The structure of both tables is denormalized for visual clarity. Since the normalized form, consisting of separated tables, would be queried exclusively by joining them, we directly implemented the joins as database tables. Such redundancies, though not common for databases, are frequently used in data warehousing.

Assembling a definition list. Experiment annotations are defined in form of tab delimited lists. These lists can be recombined and edited in a spreadsheet program. The list format resembles the format of the above database tables.

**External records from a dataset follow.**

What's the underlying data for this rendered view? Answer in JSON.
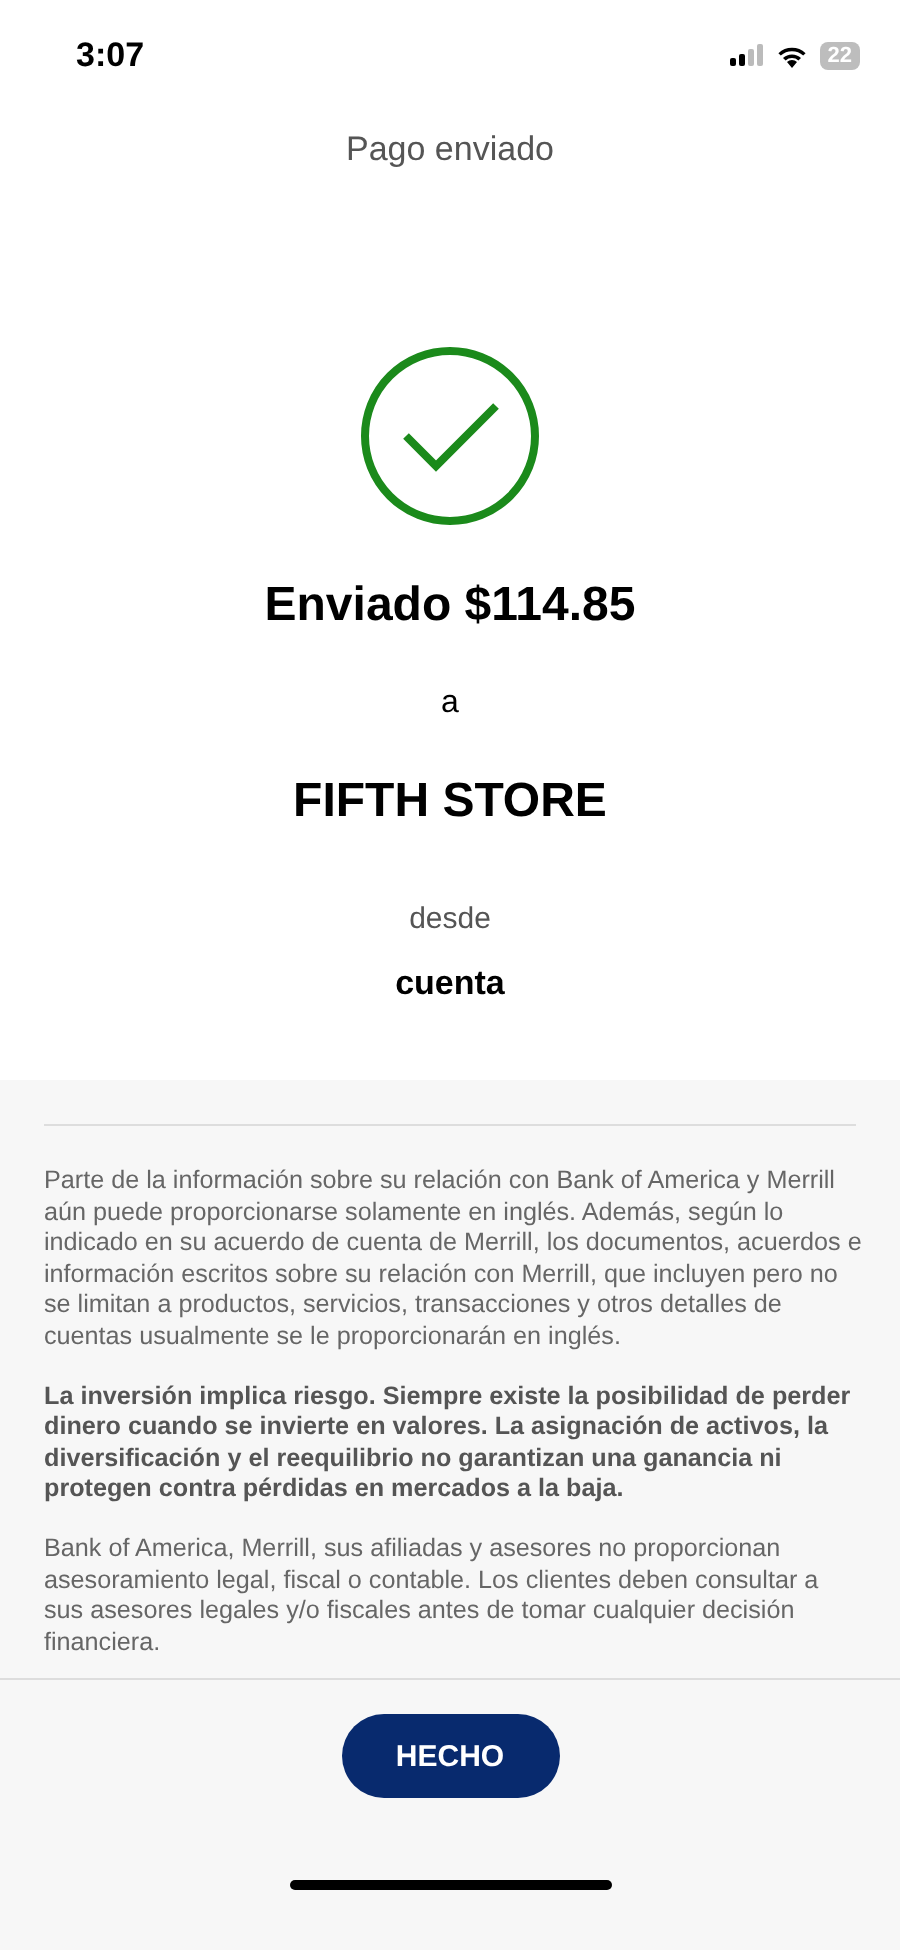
{
  "status_bar": {
    "time": "3:07",
    "battery": "22"
  },
  "header": {
    "title": "Pago enviado"
  },
  "confirmation": {
    "amount": "Enviado $114.85",
    "to_label": "a",
    "recipient": "FIFTH STORE",
    "from_label": "desde",
    "account": "cuenta"
  },
  "disclosures": [
    {
      "text": "Parte de la información sobre su relación con Bank of America y Merrill aún puede proporcionarse solamente en inglés. Además, según lo indicado en su acuerdo de cuenta de Merrill, los documentos, acuerdos e información escritos sobre su relación con Merrill, que incluyen pero no se limitan a productos, servicios, transacciones y otros detalles de cuentas usualmente se le proporcionarán en inglés.",
      "kind": "normal"
    },
    {
      "text": "La inversión implica riesgo. Siempre existe la posibilidad de perder dinero cuando se invierte en valores. La asignación de activos, la diversificación y el reequilibrio no garantizan una ganancia ni protegen contra pérdidas en mercados a la baja.",
      "kind": "bold"
    },
    {
      "text": "Bank of America, Merrill, sus afiliadas y asesores no proporcionan asesoramiento legal, fiscal o contable. Los clientes deben consultar a sus asesores legales y/o fiscales antes de tomar cualquier decisión financiera.",
      "kind": "normal"
    }
  ],
  "done_button": {
    "label": "HECHO"
  }
}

Please avoid any special characters and replace any spaces within annotations, values or units by underscores. Special characters or spaces are not allowed because they may interfer with database functions or analysis algorithms.

First table. The first one provides a hierarchy of headings for the annotations. These headings may in principle have arbitrary nesting depth. In practice, they have never been tested with other than three levels. You may leave the numbering up to me but the numbers of the lowest (rightmost) level, which correspond to the numbers in the `lastheadingno' column of the second table.

Second table. Here, these numbers have to be given to indicate, which heading a particular annotation belongs to. You may leave out the numbers in columns `ano', `nextano', `vno', `nextvno' and represent the sequence of annotations and their values by their sequence in the list, instead.

For enumeration type annotations, repetitively list the annotation name in column `annotation' and define the allowed values in column `value', one line for each value. Annotations that are to take a number are defined by one line only. Please mark these ones by zeros in columns `vno' and `nextvno' and provide a unit within squared brackets in column `value'. For dimensionless numbers, enter empty brackets. Please stick to the units already defined in the sample lists or take over their style of textual representation. Remember not to use special characters or spaces.